South African exporters have said problems in the port of Cape Town have got worse since last year, in part due to the Covid-19 pandemic, but also down to other factors.

Tru-Cape Marketing, one of the leading exporters, said issues and delays raised in December last year with the port authorities have only got worse, exacerbated by Covid-19.

As far back as December 2019, inefficiency at Cape Town’s port was highlighted by the Department of Economic Development and Tourism in the Western Cape, who convened a meeting with key stakeholders representing the entire port logistics chain.

This included exporters and importers, trucking companies, the respective divisions of Transnet, Navis (container terminal operational system}, the South African Revenue Service and shipping lines, as well as representatives from the City of Cape Town.

In December last year it was revealed that where the global standard is three to five cranes used per ship to load containers, the average number of cranes per ship at the Port of Cape Town is 2.5 for the year-to-date.

The impact is an additional delay of at least three days in port per ship. With 510 vessels calling at the Cape Town container terminal in the past year, this implies a total loss of 1,530 ship days per year due to congestion.
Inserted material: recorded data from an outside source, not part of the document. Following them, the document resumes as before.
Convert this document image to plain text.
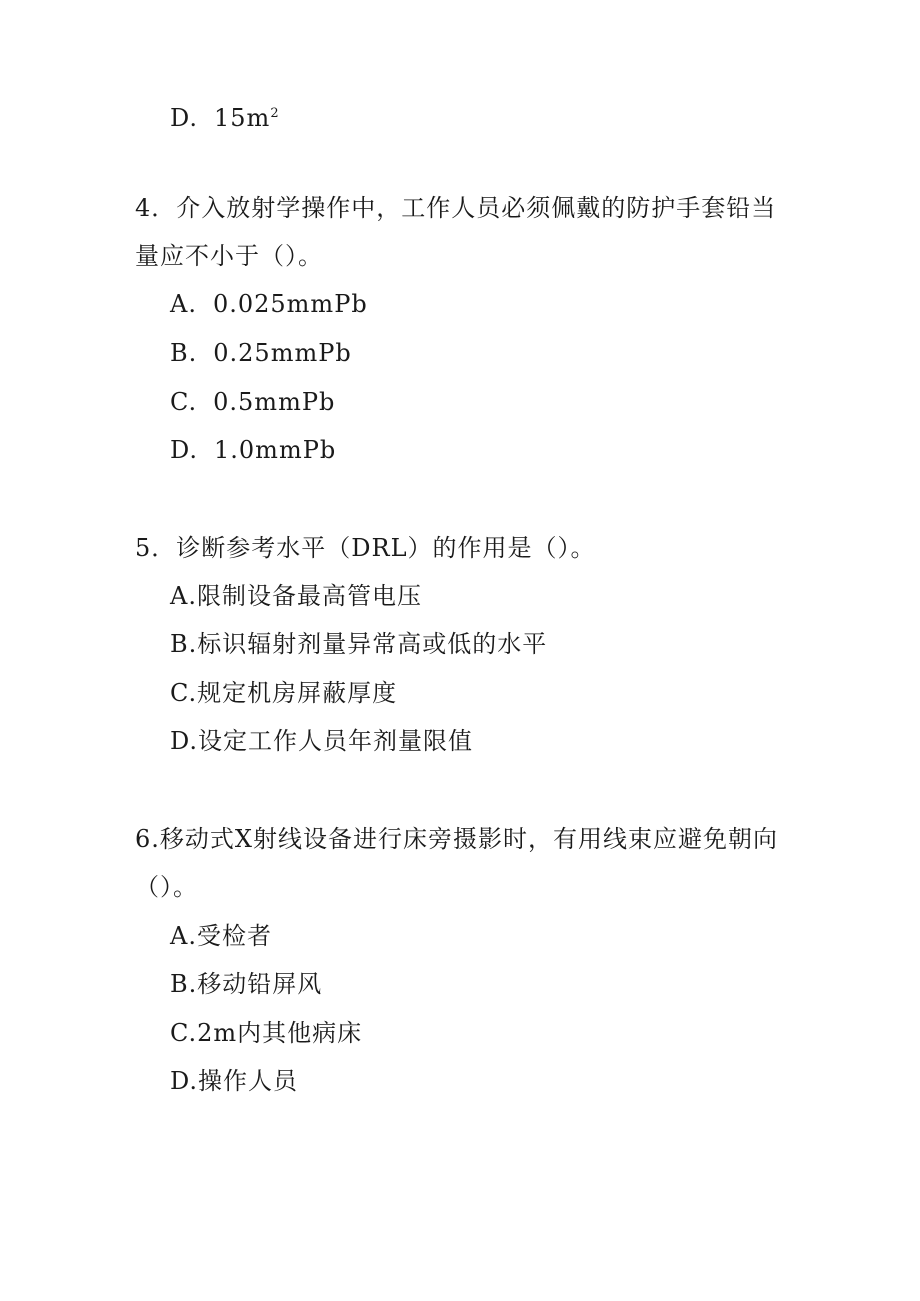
D. $15m^2$
4．介入放射学操作中，工作人员必须佩戴的防护手套铅当
量应不小于（）。
A. 0.025mmPb
B. 0.25mmPb
C. 0.5mmPb
D. 1.0mmPb
5．诊断参考水平（DRL）的作用是（）。
A.限制设备最高管电压
B.标识辐射剂量异常高或低的水平
C.规定机房屏蔽厚度
D.设定工作人员年剂量限值
6.移动式X射线设备进行床旁摄影时，有用线束应避免朝向
（）。
A.受检者
B.移动铅屏风
C.2m内其他病床
D.操作人员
The problems at Cape Town resulted in shipping lines changing their schedules to avoid the port on their normal north-south run. Fruit had to be transferred to other ports to meet customer requirements.

Tru-Cape managing director, Roelf Pienaar, said that port delays were only part of the problem: “The limited availability of reefer containers, something Tru-Cape raised in the media in what seems like a decade ago, changing shipping schedules where some lines are skipping Cape Town all together and the effect of climate, which is an ever present factor, all impact our ability to export.”

The company's logistics team, along with Link, a logistics company co-owned by Tru-Cape, have pulled out all the stops to ensure that fruit is delivered to customers on time.

Pienaar noted that South African exporters to the European Union were now running into different problems.

He explained that from August each year that, as Northern Hemisphere fruit becomes available, tariffs are added to apple and pear imports from South Africa.

“Getting our product to land before the tariff deadline has a significant impact on our bottom line and the income that returns to our growers and their ability to replant trees,' Pienaar outlined.

With Northern Hemisphere stocks having been cleared early, delays have resulted in marketing opportunities being missed while markets are relatively empty.

According to Pienaar, Link has been very proactive in securing other methods through which the company can ship: on feeder vessels, conventional vessels and trucking to Port Elizabeth to connect with vessels there.